I now turn to the question whether the deceased is guilty of contributory negligence. It has been alleged that the deceased was negligent at the material time because she stepped into the road when it was not safe to do so. The evidence before the court on this point is conflicting. As already stated earlier in this judgment PW 2 said the deceased stood on the dirt verge waiting for traffic to pass before she could cross the road. On the other hand the defendant said the deceased just stepped into the road without checking if it was clear of traffic. I have considered this issue critically and given it a lot of thought. The defendant told the court that he hit the deceased with the left front part of his motor vehicle. The front left hand headlamp and indicator lens were damaged in the process. In my considered view, this piece of evidence from the defendant supports PW2’s allegation that the defendant’s motor vehicle swerved to its left side in a bid to avoid colliding with a minibus and in the process hit the deceased who was standing on the dirt verge of the road. In my considered view PW 2’s explanation sounds more probable than the defendants. It also explains why the defendant did not swerve to his right to avoid hitting the deceased, if it were accepted that the deceased suddenly stepped into the road. Further, the defendant told the court that swerving either side would have meant colliding with other people. On the evidence before me I am satisfied that the deceased was hit whilst on the dirt verge. I do not believe that she had stepped into the road as alleged by the defendant. I therefore find that the deceased is not guilty of contributory negligence, and the plaintiff’s case succeeds.
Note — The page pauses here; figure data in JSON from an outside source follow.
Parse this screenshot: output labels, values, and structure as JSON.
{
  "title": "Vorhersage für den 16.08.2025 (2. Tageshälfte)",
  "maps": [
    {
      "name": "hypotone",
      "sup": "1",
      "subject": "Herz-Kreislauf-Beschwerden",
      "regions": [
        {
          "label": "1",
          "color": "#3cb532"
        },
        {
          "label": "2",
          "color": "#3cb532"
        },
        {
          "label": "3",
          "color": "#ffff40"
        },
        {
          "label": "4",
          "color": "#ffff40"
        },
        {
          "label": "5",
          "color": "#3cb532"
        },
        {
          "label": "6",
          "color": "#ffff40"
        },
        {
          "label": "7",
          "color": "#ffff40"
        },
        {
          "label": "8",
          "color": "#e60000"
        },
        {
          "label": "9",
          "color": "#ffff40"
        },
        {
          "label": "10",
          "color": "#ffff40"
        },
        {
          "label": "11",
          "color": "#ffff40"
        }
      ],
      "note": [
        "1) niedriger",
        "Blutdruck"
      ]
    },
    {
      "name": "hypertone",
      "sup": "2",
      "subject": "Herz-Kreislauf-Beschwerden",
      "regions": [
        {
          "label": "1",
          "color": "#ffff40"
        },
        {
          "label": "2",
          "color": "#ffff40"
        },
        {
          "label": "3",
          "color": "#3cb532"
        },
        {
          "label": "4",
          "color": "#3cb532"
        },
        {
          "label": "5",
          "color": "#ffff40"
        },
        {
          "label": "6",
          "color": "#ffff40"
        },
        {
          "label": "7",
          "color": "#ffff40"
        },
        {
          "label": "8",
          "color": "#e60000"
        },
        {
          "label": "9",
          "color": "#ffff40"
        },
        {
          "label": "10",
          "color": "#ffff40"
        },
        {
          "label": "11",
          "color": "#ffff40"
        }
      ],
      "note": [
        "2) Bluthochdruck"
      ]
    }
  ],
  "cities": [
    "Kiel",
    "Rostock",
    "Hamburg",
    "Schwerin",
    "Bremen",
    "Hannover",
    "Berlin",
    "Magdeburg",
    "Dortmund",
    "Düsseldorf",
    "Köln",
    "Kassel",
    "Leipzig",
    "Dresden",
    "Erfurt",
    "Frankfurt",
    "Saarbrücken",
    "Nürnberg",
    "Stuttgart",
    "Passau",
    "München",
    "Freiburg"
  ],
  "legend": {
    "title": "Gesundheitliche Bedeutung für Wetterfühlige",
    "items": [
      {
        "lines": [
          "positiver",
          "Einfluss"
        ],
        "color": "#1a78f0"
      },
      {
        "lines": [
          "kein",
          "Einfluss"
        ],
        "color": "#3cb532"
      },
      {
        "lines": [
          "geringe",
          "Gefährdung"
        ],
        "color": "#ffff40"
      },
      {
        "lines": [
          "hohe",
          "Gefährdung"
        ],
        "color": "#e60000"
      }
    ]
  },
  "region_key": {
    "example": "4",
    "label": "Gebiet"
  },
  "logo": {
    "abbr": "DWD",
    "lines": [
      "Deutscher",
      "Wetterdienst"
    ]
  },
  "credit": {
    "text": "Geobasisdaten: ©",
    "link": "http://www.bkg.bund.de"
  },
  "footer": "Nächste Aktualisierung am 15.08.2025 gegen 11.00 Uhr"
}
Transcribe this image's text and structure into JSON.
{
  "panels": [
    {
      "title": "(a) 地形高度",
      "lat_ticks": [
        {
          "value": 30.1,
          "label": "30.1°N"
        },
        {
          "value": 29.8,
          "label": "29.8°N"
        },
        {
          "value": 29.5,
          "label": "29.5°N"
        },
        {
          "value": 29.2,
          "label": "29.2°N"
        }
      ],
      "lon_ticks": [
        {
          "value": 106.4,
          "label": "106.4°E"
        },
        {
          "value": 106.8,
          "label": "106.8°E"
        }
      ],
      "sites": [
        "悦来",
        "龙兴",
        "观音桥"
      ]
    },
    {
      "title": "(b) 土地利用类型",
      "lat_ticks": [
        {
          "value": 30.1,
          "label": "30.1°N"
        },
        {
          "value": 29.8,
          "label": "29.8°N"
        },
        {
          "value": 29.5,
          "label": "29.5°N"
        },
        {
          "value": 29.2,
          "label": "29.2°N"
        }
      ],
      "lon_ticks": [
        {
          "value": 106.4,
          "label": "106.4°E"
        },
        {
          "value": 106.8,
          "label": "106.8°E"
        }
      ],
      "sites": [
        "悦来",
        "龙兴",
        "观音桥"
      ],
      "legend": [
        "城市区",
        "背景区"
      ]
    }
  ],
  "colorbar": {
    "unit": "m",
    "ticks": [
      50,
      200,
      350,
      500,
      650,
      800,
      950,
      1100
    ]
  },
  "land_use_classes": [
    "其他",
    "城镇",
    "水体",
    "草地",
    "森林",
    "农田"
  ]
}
I now turn to the issue of damages.

The plaintiff told the court that the deceased was making a profit of between K50, 000.00 and K60, 000.00 a month in her business. He did not produce any evidence to support him on this. And in a contradictory stand, the plaintiff said at no time did the deceased inform him of the money she was making. He was emphatic that she never mentioned any figures to him. This clearly shows that the figures of K50, 000.00 and K60, 000.00 per month mentioned by the plaintiff as the profit were mere guess work. This court cannot use them in computing loss of dependency. In Bonham–Carter v. Hyde Park Hotel(1948) 64 T.L.R. 178 at 179 Lord Goddard C.J. said:

“Plaintiffs must understand that if they bring actions for damages it is for them to prove their damage; it is not enough to write down the particulars, and so to speak, through them at the head of the Court …They have to prove it”.

It was therefore incumbent upon the plaintiff to prove the extent of loss of dependency by presenting credible evidence in support of his claim. It was not sufficient for the plaintiff to simply guess figures.

However, it cannot be denied that there is some loss of dependency. The court must therefore find some way of compensating the dependants. In this respect I wish to adopt the approach taken by the Registrar in
Vincent Mwakamo v. Flexer Ngomacivil cause number 1519 of 1997 (unreported). He used half the annual industrial wage as the multiplicand. The industrial wage at the material time was K1, 500.00 per month so that half of the annual industrial wage is K9, 000.00. The deceased’s was 26 years old at the time of her death. Life expectancy in Malawi is currently at 38 years. Therefore 12 years would be the multiplier. But I reduce it to 11 years taking into account contingencies of life and that money will be paid up front.

In the result I enter judgment for the plaintiff and award the sum of K99, 000.00 as damages for loss of dependency. The defendant is condemned in costs.

Pronounced open court this 16thday of March 2005 at Blantyre.